Herein, we used the microexpression data to calculate the SSIM parameters of each frame and the first frame of the image. The experimental results demonstrated that the difference frame with the lowest SSIM parameter is not consistent with the apex frame. Hence, the difference frame was used instead of the apex frame as input for the MMFRN. Then, we calculated the distance between the difference frame and the start and end frames. The middle frame between the greater distance frame and the difference frame was selected as the mid-frame. Therefore, the input of MMFRN becomes the start frame, new mid-frame, difference frame, and end frame.

Table 6 shows the comparison between the inputs using the apex and the difference frames. The results of the two input methods were similar. Using the difference frame as input when magnifying by 100 yielded a better UAR result than the apex frame input. Therefore, the SSIM method to filter the input can replace the apex frame as the input.

Table 6 Comparison of input results

Discussion

As can be seen from Table 4, the classification result is not positively correlated with the magnification factor. With the increase in magnification factor, recognition accuracy increases, followed by a decrease, except when the amplification factor is 70. This phenomenon could be attributed to the increased magnification factor in an appropriate range; subsequently, the microexpression features are well amplified with an improved classification effect. However, when the amplification factor increases, the microexpression features amplify the noise significantly, which interferes with the classification.

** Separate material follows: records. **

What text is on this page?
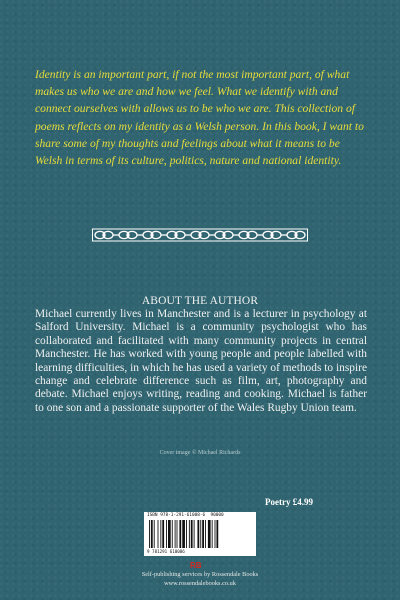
Identity is an important part, if not the most important part, of what makes us who we are and how we feel. What we identify with and connect ourselves with allows us to be who we are. This collection of poems reflects on my identity as a Welsh person. In this book, I want to share some of my thoughts and feelings about what it means to be Welsh in terms of its culture, politics, nature and national identity.

ABOUT THE AUTHOR

Michael currently lives in Manchester and is a lecturer in psychology at Salford University. Michael is a community psychologist who has collaborated and facilitated with many community projects in central Manchester. He has worked with young people and people labelled with learning difficulties, in which he has used a variety of methods to inspire change and celebrate difference such as film, art, photography and debate. Michael enjoys writing, reading and cooking. Michael is father to one son and a passionate supporter of the Wales Rugby Union team.

Cover image © Michael Richards

Poetry £4.99

ISBN 978-1-291-61008-6 90000

9 781291 610086

RB

Self-publishing services by Rossendale Books

www.rossendalebooks.co.uk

As mentioned above, each type of microexpression has multiple facial action units. For example, both happiness and surprise categories contain AU12, which represents the variation of the corners of the mouth. In the surprise category, the corners of the mouth are raised slightly, while in the happiness category, these are raised markedly. However, when the magnification factor is large, such as 100, the network will magnify the extent to which the corners of the mouth are raised, such that surprise may be misclassified as happiness, and as a result, the network performance declines. The confusion matrix illustrates this phenomenon (Fig. 8). For example, when the magnification factor α is 1, 30, 60, 70, or 80, category 2 data (surprise) are hardly classified as category 0 (happiness), but when the magnification factor α = 100, 18% of category 2 data are misclassified as category 0, leading to a decline in classification.

The experiments demonstrated that the motion magnification network improves the misclassification problem caused by the one-to-one correspondence between microexpressions and facial coding units when the magnification is appropriate. The experimental comparison between multiple amplification factors provides an overall optimal amplification factor α. Simultaneously, the optimal amplification factors corresponding to the expressions of each category were not consistent. If an optimal amplification coefficient for each category is detected, the performance can be improved further.

Thus, a large number of experiments need to be conducted to find the optimal amplification factor for each type of microexpression in the future. Hence, we design a classification amplification network, which uses the corresponding amplification factor to amplify each type of microexpression, such that the classification performance of the network is improved significantly.